Outcomes studied and side effect profile
The primary outcome in the majority of studies is disease remission assessed using clinical and histological parameters such as the dysphagia scale and the number of eosinophils per high power field, respectively [20,24,26-28]. Alternatively, the primary endpoint was the maintenance of remission again assessed using histological and clinical parameters [34]. An exception was the study conducted by Song et al. regarding the safety and pharmacological properties of the drug.
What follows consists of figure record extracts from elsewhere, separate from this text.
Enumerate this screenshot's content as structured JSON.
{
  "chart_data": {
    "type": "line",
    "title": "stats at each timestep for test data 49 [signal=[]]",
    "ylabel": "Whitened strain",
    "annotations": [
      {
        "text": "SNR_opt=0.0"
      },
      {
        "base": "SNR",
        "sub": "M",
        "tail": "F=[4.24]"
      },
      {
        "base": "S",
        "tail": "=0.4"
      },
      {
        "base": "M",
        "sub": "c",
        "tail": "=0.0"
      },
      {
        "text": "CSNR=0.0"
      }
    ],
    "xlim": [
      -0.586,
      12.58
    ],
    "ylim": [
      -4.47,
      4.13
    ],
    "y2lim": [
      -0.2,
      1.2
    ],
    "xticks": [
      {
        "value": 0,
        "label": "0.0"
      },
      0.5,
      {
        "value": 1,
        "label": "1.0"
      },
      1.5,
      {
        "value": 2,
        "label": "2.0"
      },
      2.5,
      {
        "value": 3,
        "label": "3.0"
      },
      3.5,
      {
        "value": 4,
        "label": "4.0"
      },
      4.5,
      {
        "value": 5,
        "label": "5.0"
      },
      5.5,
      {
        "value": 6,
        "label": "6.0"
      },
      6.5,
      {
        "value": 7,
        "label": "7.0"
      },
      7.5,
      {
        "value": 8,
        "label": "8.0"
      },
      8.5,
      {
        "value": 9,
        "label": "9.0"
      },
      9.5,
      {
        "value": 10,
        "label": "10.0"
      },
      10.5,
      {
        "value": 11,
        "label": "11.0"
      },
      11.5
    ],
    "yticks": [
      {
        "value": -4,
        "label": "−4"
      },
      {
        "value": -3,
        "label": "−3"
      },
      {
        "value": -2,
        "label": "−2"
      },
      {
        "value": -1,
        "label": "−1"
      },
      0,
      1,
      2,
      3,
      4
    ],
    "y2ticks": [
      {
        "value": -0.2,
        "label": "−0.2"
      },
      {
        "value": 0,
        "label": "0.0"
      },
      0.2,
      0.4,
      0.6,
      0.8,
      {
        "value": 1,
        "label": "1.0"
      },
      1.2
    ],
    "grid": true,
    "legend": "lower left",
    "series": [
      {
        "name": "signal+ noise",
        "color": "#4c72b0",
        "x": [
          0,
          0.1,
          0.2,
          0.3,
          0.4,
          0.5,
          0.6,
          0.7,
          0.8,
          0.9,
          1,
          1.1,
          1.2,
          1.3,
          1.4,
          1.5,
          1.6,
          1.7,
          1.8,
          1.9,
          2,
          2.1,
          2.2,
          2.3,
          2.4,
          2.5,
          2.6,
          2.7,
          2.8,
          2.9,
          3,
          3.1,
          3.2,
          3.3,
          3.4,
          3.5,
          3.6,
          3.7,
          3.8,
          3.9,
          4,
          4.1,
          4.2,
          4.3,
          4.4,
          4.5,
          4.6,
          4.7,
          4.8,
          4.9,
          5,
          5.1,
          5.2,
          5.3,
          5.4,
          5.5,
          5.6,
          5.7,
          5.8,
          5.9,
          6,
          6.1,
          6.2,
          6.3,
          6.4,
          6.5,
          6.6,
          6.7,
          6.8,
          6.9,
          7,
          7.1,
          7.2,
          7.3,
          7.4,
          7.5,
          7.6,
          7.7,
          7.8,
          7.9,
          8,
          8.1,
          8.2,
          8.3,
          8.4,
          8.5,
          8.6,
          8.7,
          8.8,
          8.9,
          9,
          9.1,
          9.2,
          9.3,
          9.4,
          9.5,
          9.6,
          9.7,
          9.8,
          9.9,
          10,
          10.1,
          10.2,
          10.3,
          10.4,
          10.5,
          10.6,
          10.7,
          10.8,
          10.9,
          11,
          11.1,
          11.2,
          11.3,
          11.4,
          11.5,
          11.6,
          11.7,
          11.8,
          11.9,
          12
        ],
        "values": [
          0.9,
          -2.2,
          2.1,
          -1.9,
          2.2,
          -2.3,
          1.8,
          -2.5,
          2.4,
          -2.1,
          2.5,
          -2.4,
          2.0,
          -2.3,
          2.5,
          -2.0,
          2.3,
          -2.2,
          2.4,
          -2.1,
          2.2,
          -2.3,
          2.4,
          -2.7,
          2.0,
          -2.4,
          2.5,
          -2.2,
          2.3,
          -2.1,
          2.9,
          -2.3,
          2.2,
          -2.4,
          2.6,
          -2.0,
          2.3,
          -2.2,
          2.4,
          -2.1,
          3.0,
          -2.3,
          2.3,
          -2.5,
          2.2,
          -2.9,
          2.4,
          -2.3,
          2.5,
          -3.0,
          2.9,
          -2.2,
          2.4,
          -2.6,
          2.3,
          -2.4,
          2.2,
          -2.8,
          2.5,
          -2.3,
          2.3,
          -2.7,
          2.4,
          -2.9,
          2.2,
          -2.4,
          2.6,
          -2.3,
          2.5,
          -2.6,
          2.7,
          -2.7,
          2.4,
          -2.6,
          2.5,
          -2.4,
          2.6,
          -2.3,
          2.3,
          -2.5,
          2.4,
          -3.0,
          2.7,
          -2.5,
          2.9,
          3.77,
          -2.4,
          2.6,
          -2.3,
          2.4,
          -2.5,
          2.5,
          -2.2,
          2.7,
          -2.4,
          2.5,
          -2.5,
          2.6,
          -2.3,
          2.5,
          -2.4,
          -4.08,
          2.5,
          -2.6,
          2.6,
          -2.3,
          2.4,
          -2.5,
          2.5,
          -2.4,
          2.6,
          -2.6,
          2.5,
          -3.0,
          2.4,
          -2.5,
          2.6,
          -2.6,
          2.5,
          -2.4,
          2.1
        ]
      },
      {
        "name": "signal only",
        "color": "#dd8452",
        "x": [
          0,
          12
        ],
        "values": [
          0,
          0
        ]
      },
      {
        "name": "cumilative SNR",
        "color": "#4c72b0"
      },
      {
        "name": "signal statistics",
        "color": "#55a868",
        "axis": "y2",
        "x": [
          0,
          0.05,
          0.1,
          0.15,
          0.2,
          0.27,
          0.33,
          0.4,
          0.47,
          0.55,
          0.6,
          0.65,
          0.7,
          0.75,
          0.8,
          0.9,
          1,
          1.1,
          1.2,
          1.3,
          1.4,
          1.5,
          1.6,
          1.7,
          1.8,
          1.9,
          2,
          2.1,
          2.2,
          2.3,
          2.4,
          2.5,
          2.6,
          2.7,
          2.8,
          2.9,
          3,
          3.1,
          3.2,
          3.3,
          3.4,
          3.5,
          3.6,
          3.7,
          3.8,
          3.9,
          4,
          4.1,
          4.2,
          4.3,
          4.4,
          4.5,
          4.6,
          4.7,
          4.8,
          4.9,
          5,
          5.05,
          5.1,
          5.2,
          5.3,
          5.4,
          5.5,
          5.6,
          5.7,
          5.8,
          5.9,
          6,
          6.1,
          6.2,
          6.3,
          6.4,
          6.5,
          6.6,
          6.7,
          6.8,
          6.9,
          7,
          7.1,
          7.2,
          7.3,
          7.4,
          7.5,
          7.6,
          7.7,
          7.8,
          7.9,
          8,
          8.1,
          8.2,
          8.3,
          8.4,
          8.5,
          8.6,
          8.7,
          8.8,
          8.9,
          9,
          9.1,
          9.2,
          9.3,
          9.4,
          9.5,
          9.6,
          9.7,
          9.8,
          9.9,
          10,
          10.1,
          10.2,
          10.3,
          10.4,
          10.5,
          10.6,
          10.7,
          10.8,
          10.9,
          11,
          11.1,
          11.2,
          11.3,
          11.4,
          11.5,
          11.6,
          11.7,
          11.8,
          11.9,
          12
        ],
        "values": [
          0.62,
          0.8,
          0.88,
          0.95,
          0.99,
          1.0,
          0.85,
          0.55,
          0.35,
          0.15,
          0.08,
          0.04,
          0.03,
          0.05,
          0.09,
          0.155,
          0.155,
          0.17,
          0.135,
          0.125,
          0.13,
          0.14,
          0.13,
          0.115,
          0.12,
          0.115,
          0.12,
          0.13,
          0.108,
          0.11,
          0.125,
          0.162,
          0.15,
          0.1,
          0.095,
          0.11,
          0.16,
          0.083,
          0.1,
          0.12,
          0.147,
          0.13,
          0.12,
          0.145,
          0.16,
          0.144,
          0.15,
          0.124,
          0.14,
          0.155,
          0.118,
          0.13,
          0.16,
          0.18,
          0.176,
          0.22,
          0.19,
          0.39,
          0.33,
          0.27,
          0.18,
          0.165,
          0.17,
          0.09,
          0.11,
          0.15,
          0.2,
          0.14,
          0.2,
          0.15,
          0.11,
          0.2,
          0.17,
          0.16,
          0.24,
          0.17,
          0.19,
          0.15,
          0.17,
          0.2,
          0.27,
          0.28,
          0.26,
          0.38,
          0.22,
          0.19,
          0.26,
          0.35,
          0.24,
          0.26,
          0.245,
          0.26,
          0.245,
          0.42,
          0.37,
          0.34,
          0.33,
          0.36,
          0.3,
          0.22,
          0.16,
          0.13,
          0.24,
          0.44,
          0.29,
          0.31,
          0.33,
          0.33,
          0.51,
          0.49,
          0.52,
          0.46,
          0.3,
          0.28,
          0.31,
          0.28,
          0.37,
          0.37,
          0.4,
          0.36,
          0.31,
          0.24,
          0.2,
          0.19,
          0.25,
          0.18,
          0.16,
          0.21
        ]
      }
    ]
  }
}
The most common side effect reported was candida infections of the oral cavity and esophagus. All the studies reported that the infection was asymptomatic and resolved with the use of antifungal medication. Three studies additionally reported low serum cortisol concentration as a side effect, which was asymptomatic [26,32,34].
Limitations
This review article focuses solely on steroids as a treatment option for EoE, excluding other options such as dietary changes and proton pump inhibitors, thereby not accounting for the effect of combination therapy. Moreover, the study has not accounted for steroid resistance, which is a common cause of nonresponse to steroid therapy.
Conclusions
EoE is a chronic immune-mediated disorder of the esophagus due to the infiltration of eosinophils. The primary modalities of treatment are an elimination diet, drugs such as PPI and topical steroids, and esophageal dilation in cases of stricture formation. Currently, there is no FDA-approved drug for the treatment. In this review article, various steroid preparations were compared to one another for treatment. However, there is no consensus on the drug, its dose, route of administration, or treatment duration. This situation calls for a large-scale trial comparing various formulations of different steroids to come to a consensus regarding the drug, its dose, and the route of administration that is best suited for the treatment.
The authors have declared that no competing interests exist.